Women of childbearing potential must use adequate contraceptive methods at the time when macimorelin will be administered.
There are no data available on animal or human male and female fertility.
Macimorelin has minor influence on the ability to drive and use machines. Dizziness has been reported by some patients taking macimorelin. In case a patient should be reporting dizziness as side effect, the patient should be instructed to neither drive nor use machines.
The most common adverse reactions associated with macimorelin reported in Study 052 in 154 patients were dysgeusia (5%), headache fatigue, nausea (each 3%), dizziness (2%), as well as abdominal pain, diarrhoea, feeling hot, feeling cold, hunger, palpitations, sinus bradycardia, somnolence, thirst, tremor, and vertigo (each 1%). Overall, the adverse reactions reported were mostly of mild intensity and short duration without a specific treatment need.
Adverse reactions reported in Study 052 are listed below by MedDRA body system organ class and by frequency: Very common (≥1/10); common (≥1/100 to <1/10); uncommon (≥1/1,000 to <1/100); rare (≥1/10,000 to <1/1,000); very rare (<1/10,000); not known (cannot be estimated from available data).
MedDRA organ class | Common | Uncommon | Not known |
---|---|---|---|
Nervous system disorders | Dysgeusia (bitter/metallic taste) Dizziness Headache | Somnolence Tremor | |
Ear and labyrinth disorders | Vertigo | ||
Cardiac disorders | Palpitations Sinus bradycardia | ECG QT prolonged ECG T wave abnormal | |
Gastrointestinal disorders | Nausea Diarrhoea | Abdominal pain | |
General disorders and administration site conditions | Fatigue Feeling hot | Feeling cold Hunger Thirst |
During clinical development, two transient ECG abnormalities were observed in one test subject and reported as serious possibly adverse reactions.
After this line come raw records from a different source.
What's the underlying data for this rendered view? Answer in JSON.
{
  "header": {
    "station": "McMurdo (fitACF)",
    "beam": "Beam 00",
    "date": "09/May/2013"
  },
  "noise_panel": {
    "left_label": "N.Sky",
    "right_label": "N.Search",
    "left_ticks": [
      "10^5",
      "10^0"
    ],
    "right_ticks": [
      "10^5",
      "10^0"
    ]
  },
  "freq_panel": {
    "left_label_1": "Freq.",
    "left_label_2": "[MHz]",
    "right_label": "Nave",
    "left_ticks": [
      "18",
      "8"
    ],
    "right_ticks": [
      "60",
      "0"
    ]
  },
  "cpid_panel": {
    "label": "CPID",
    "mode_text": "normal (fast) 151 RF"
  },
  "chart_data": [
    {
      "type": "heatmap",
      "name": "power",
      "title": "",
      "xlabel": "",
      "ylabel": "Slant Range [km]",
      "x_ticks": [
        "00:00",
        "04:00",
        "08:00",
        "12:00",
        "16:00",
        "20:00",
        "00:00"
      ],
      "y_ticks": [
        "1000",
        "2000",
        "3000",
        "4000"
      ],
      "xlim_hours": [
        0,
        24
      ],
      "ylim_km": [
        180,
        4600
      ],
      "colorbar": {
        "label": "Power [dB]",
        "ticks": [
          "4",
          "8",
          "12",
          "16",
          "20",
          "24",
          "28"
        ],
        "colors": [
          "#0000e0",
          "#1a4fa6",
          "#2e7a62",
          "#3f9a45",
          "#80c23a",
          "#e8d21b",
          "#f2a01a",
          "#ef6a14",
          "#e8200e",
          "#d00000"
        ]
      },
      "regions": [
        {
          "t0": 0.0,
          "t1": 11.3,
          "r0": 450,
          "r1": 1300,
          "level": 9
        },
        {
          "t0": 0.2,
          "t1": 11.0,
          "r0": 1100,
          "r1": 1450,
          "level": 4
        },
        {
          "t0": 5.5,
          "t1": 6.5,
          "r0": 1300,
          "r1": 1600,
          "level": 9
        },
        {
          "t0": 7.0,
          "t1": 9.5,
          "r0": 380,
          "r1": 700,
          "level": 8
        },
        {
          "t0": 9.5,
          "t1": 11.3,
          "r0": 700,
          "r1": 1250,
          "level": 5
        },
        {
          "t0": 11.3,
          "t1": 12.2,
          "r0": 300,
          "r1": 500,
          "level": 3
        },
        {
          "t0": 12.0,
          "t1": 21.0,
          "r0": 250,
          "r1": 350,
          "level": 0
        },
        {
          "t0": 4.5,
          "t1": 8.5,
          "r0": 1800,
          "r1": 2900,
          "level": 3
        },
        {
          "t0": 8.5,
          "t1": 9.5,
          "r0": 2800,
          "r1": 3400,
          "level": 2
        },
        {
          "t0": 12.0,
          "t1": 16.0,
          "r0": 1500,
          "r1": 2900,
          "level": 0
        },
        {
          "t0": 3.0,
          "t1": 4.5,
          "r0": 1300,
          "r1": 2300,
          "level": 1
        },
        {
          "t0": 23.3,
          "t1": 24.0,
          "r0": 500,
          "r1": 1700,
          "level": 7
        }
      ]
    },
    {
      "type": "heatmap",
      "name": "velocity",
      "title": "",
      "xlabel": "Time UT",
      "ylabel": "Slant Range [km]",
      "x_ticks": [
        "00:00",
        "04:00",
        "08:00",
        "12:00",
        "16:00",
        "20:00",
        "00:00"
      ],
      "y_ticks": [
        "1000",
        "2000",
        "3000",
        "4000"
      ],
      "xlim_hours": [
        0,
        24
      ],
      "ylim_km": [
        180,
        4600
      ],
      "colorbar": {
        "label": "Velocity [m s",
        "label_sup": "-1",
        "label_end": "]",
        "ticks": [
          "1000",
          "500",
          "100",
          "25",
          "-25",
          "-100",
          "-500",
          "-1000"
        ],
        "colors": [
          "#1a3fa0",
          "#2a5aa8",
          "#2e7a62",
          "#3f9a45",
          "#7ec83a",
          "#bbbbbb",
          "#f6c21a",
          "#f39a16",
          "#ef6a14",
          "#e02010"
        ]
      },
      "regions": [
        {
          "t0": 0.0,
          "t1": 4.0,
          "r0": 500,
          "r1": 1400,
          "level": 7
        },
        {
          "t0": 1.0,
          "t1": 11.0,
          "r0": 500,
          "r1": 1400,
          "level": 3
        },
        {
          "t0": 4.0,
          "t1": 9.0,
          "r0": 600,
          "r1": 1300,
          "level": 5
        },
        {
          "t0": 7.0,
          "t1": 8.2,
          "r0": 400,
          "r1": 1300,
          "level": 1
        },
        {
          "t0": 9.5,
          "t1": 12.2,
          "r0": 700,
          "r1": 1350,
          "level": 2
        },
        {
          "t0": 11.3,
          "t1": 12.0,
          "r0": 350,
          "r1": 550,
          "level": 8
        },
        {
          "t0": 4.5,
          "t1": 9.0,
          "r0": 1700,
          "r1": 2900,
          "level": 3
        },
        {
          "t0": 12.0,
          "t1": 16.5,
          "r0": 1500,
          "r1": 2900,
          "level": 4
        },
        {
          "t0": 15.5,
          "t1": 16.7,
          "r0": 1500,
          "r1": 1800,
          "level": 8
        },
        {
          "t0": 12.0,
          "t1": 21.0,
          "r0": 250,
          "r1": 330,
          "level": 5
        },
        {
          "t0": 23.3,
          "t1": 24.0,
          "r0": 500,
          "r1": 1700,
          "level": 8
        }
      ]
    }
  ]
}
These ECG abnormalities consisted of T wave abnormalities and QT prolongation.
The effects of macimorelin on ECG parameters were investigated in a dedicated Thorough QT study of a supra-therapeutic dose of macimorelin (2 mg/kg) and in a single-ascending dose study, which included three dose levels of macimorelin (0.5 mg/kg, 1 mg/kg and 2 mg/kg). Macimorelin causes an increase of about 11 ms in the corrected QT (QTc) interval. The mechanism for the observed QTcF prolongation is unknown.